Doctors With Social Skills Fix Patients Better
Now, those who haven't watched Patch Adams might think that the basics of medicine are making the right diagnosis and giving people the right drugs and surgery for it, and having the doctor be nice to you is sort of a luxury, but doesn't affect the real serious problem of your cancer or diabetes or whatnot.
The truth is, just like Patch Adams' painfully corny comedy consistently made patients' physical conditions worse ...
Tell me your blood pressure didn't go up a little.
... a good doctor-patient relationship can result in better blood sugar levels in diabetics. And doctors making patients feel important caused an observable decrease in symptoms a month later.
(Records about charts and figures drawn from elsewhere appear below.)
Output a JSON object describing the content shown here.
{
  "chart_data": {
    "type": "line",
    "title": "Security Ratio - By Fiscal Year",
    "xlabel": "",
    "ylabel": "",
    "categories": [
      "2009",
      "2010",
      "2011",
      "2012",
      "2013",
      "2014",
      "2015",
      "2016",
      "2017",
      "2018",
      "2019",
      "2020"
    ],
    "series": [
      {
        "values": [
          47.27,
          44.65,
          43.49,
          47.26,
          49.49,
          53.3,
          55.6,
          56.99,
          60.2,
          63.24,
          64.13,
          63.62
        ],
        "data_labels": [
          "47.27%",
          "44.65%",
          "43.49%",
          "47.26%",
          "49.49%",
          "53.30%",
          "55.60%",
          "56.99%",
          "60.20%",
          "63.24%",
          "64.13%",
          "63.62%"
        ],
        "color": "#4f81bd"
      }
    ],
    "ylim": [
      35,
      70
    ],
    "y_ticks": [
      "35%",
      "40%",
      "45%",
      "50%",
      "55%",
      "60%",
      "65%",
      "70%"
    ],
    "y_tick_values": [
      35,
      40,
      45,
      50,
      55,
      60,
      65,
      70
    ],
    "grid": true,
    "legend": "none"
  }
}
And patients aren't the only ones affected by doctor assholery or awkwardness. Not surprisingly, when doctors and nurses don't get along, patients don't do so well either. Doctors play such a big leadership role in a hospital that when they're difficult, everything is difficult, and someone fucks up a chart and they end up amputating the wrong leg or giving a man a Cesarean.
Which has historically been appropriate in only one case.
We watch shows like House and get used to the idea of curmudgeonly doctors being impossible in a quirky, interesting way, but the reality is that people acting like that have probably indirectly killed people.